I just about jumped for joy when I read my first article about parents not passing their children to people that make them cry or forcing hugs with Grandma when they don’t want to. The reasoning parents were giving was allowing children the choice of who touches them. As adults we have this choice and enforce it ruthlessly. We try to teach kids what good and bad touch is and it’s ok to tell someone no, yet we force kids to let people touch them that make them uncomfortable to the point of being punished for not allowing it when told to. This seems so intuitive when you hear it, yet we somehow don’t think about it in daily life because for many of us it’s never been considered. Acknowledging that children have a right to choose what happens to their bodies is huge!! I think this is the very first level to be considered in this conversation about spanking in general and the potential for sexual assault.

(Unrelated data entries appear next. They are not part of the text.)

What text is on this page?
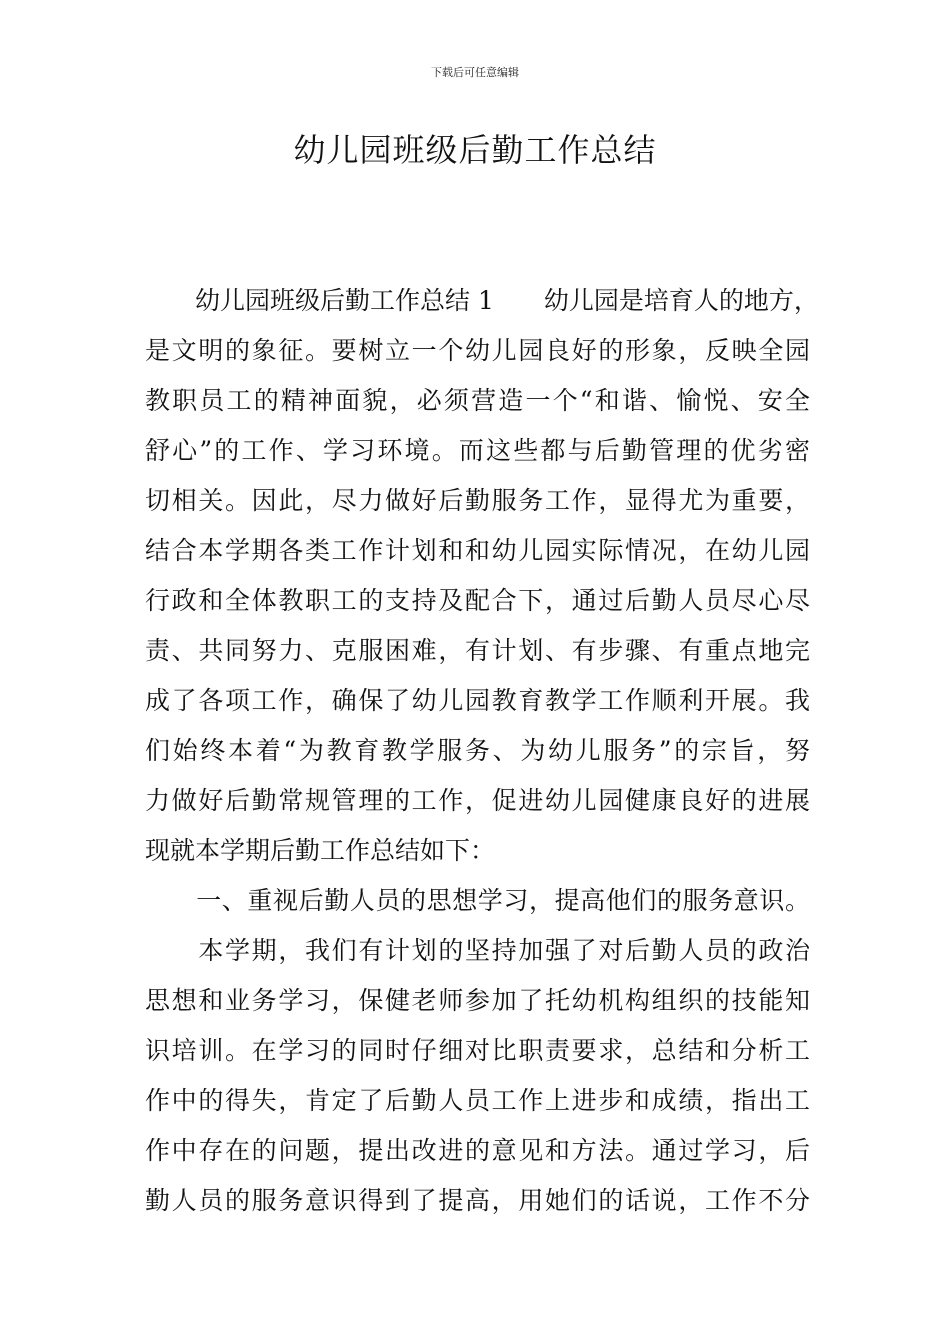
下载后可任意编辑
幼儿园班级后勤工作总结
　　幼儿园班级后勤工作总结 1　　幼儿园是培育人的地方，
是文明的象征。要树立一个幼儿园良好的形象，反映全园
教职员工的精神面貌，必须营造一个“和谐、愉悦、安全
舒心”的工作、学习环境。而这些都与后勤管理的优劣密
切相关。因此，尽力做好后勤服务工作，显得尤为重要，
结合本学期各类工作计划和和幼儿园实际情况，在幼儿园
行政和全体教职工的支持及配合下，通过后勤人员尽心尽
责、共同努力、克服困难，有计划、有步骤、有重点地完
成了各项工作，确保了幼儿园教育教学工作顺利开展。我
们始终本着“为教育教学服务、为幼儿服务”的宗旨，努
力做好后勤常规管理的工作，促进幼儿园健康良好的进展
现就本学期后勤工作总结如下：
　　一、重视后勤人员的思想学习，提高他们的服务意识。
　　本学期，我们有计划的坚持加强了对后勤人员的政治
思想和业务学习，保健老师参加了托幼机构组织的技能知
识培训。在学习的同时仔细对比职责要求，总结和分析工
作中的得失，肯定了后勤人员工作上进步和成绩，指出工
作中存在的问题，提出改进的意见和方法。通过学习，后
勤人员的服务意识得到了提高，用她们的话说，工作不分
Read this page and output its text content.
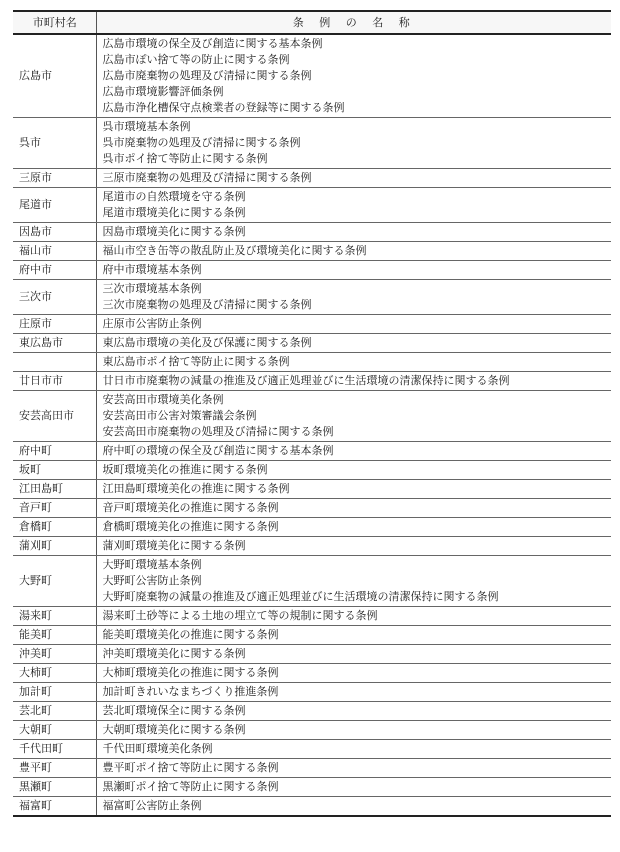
市町村名	条 例 の 名 称
広島市	広島市環境の保全及び創造に関する基本条例
広島市ぽい捨て等の防止に関する条例
広島市廃棄物の処理及び清掃に関する条例
広島市環境影響評価条例
広島市浄化槽保守点検業者の登録等に関する条例

呉市	呉市環境基本条例
呉市廃棄物の処理及び清掃に関する条例
呉市ポイ捨て等防止に関する条例

三原市	三原市廃棄物の処理及び清掃に関する条例

尾道市	尾道市の自然環境を守る条例
尾道市環境美化に関する条例

因島市	因島市環境美化に関する条例

福山市	福山市空き缶等の散乱防止及び環境美化に関する条例

府中市	府中市環境基本条例

三次市	三次市環境基本条例
三次市廃棄物の処理及び清掃に関する条例

庄原市	庄原市公害防止条例

東広島市	東広島市環境の美化及び保護に関する条例

	東広島市ポイ捨て等防止に関する条例

廿日市市	廿日市市廃棄物の減量の推進及び適正処理並びに生活環境の清潔保持に関する条例

安芸高田市	安芸高田市環境美化条例
安芸高田市公害対策審議会条例
安芸高田市廃棄物の処理及び清掃に関する条例

府中町	府中町の環境の保全及び創造に関する基本条例

坂町	坂町環境美化の推進に関する条例

江田島町	江田島町環境美化の推進に関する条例

音戸町	音戸町環境美化の推進に関する条例

倉橋町	倉橋町環境美化の推進に関する条例

蒲刈町	蒲刈町環境美化に関する条例

大野町	大野町環境基本条例
大野町公害防止条例
大野町廃棄物の減量の推進及び適正処理並びに生活環境の清潔保持に関する条例

湯来町	湯来町土砂等による土地の埋立て等の規制に関する条例

能美町	能美町環境美化の推進に関する条例

沖美町	沖美町環境美化に関する条例

大柿町	大柿町環境美化の推進に関する条例

加計町	加計町きれいなまちづくり推進条例

芸北町	芸北町環境保全に関する条例

大朝町	大朝町環境美化に関する条例

千代田町	千代田町環境美化条例

豊平町	豊平町ポイ捨て等防止に関する条例

黒瀬町	黒瀬町ポイ捨て等防止に関する条例

福富町	福富町公害防止条例
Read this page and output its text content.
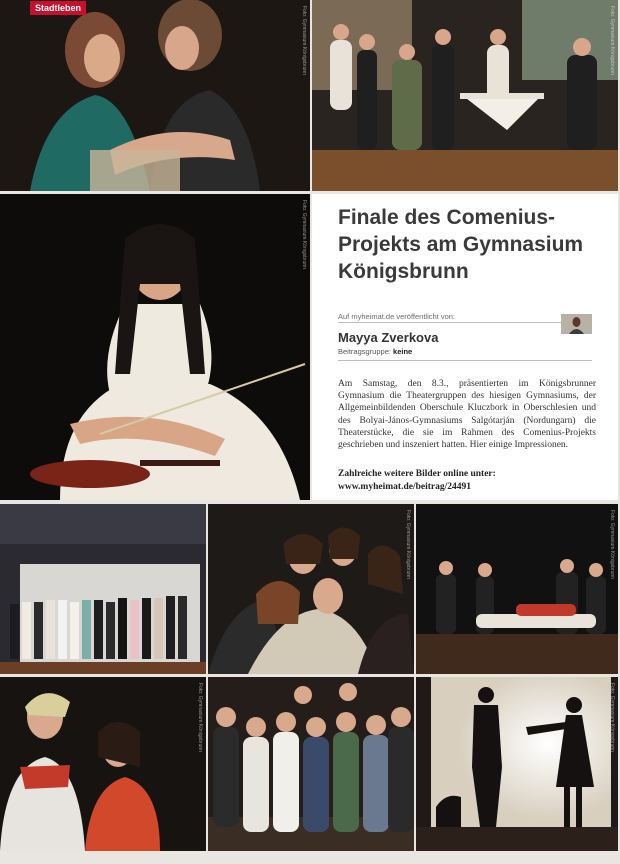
Stadtleben	Foto: Gymnasium Königsbrunn	Foto: Gymnasium Königsbrunn
Foto: Gymnasium Königsbrunn Finale des Comenius-Projekts am Gymnasium Königsbrunn
Auf myheimat.de veröffentlicht von:
Mayya Zverkova
Beitragsgruppe: keine
Am Samstag, den 8.3., präsentierten im Königsbrunner Gymnasium die Theatergruppen des hiesigen Gymnasiums, der Allgemeinbildenden Oberschule Kluczbork in Oberschlesien und des Bolyai-János-Gymnasiums Salgótarján (Nordungarn) die Theaterstücke, die sie im Rahmen des Comenius-Projekts geschrieben und inszeniert hatten. Hier einige Impressionen.
Zahlreiche weitere Bilder online unter:
www.myheimat.de/beitrag/24491
Foto: Gymnasium Königsbrunn	Foto: Gymnasium Königsbrunn
Foto: Gymnasium Königsbrunn	Foto: Gymnasium Königsbrunn
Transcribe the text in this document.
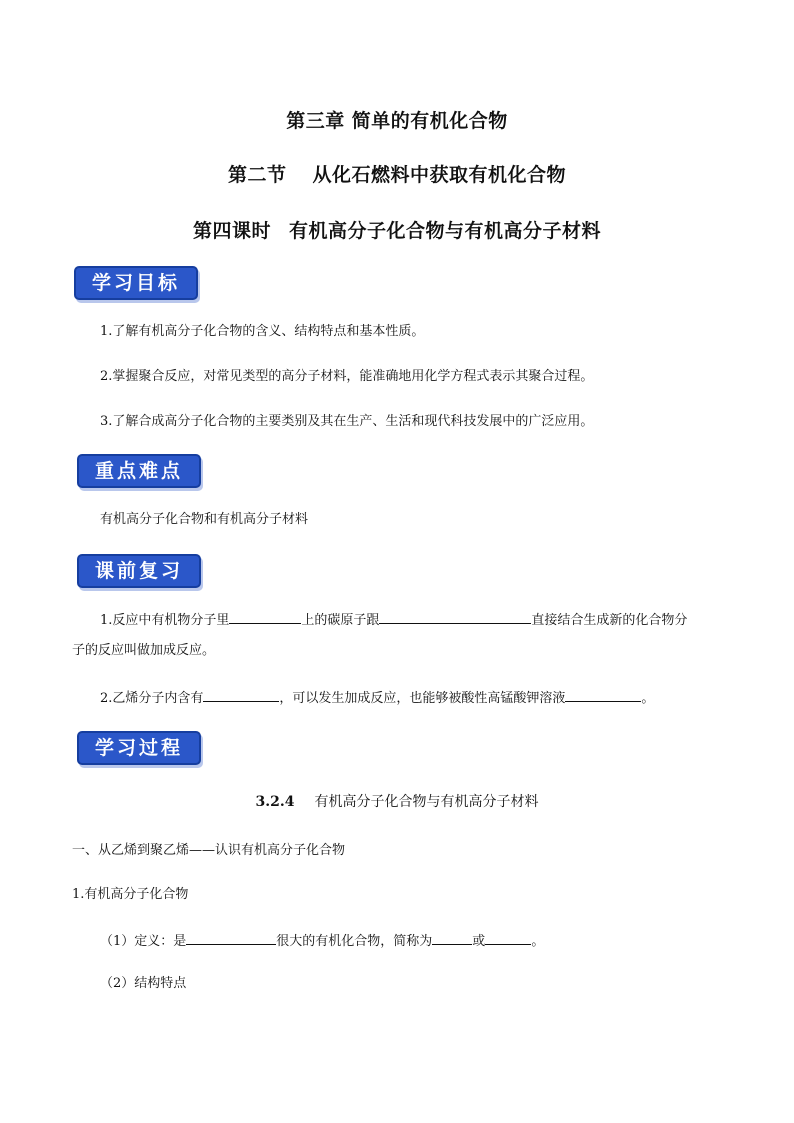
第三章 简单的有机化合物
第二节 从化石燃料中获取有机化合物
第四课时 有机高分子化合物与有机高分子材料
学习目标
1.了解有机高分子化合物的含义、结构特点和基本性质。
2.掌握聚合反应，对常见类型的高分子材料，能准确地用化学方程式表示其聚合过程。
3.了解合成高分子化合物的主要类别及其在生产、生活和现代科技发展中的广泛应用。
重点难点
有机高分子化合物和有机高分子材料
课前复习
1.反应中有机物分子里	上的碳原子跟	直接结合生成新的化合物分
子的反应叫做加成反应。
2.乙烯分子内含有	，可以发生加成反应，也能够被酸性高锰酸钾溶液	。
学习过程
3.2.4 有机高分子化合物与有机高分子材料
一、从乙烯到聚乙烯——认识有机高分子化合物
1.有机高分子化合物
（1）定义：是	很大的有机化合物，简称为	或	。
（2）结构特点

I think the biggest issue being raised by this woman is sexual orientation. She’s introducing an orientation which is considered a fetish or kink by most people. I struggle to wrap my head around the concept of this being a sexual orientation. It doesn’t begin to fit into my concept of what sexual orientation means. Adding in the factor of a child identifying with this orientation is beyond my scope of processing at the moment. I can’t begin to imagine how parents who disown their non-hetero kids would react to this coming out?! It’s not comfortable to think of a child having a fetish, but it makes more sense to me than calling it a sexual orientation.
The more I think on this topic, I don’t struggle with the concept of a child being sexually assaulted by spanking based on their sexualization of it. Fetishes are common and many start very young. If an act is forced on a child which intentionally, or not, hits on a fetish then it’s sexual assualt. I liken it to a woman orgasming during rape. The pleasure response creates even more shame and extreme confusion because it wasn’t consensual.
Big topic. I’m curious to hear what others think. Especially those of you with spanking kinks/fetishes. A perspective I don’t have.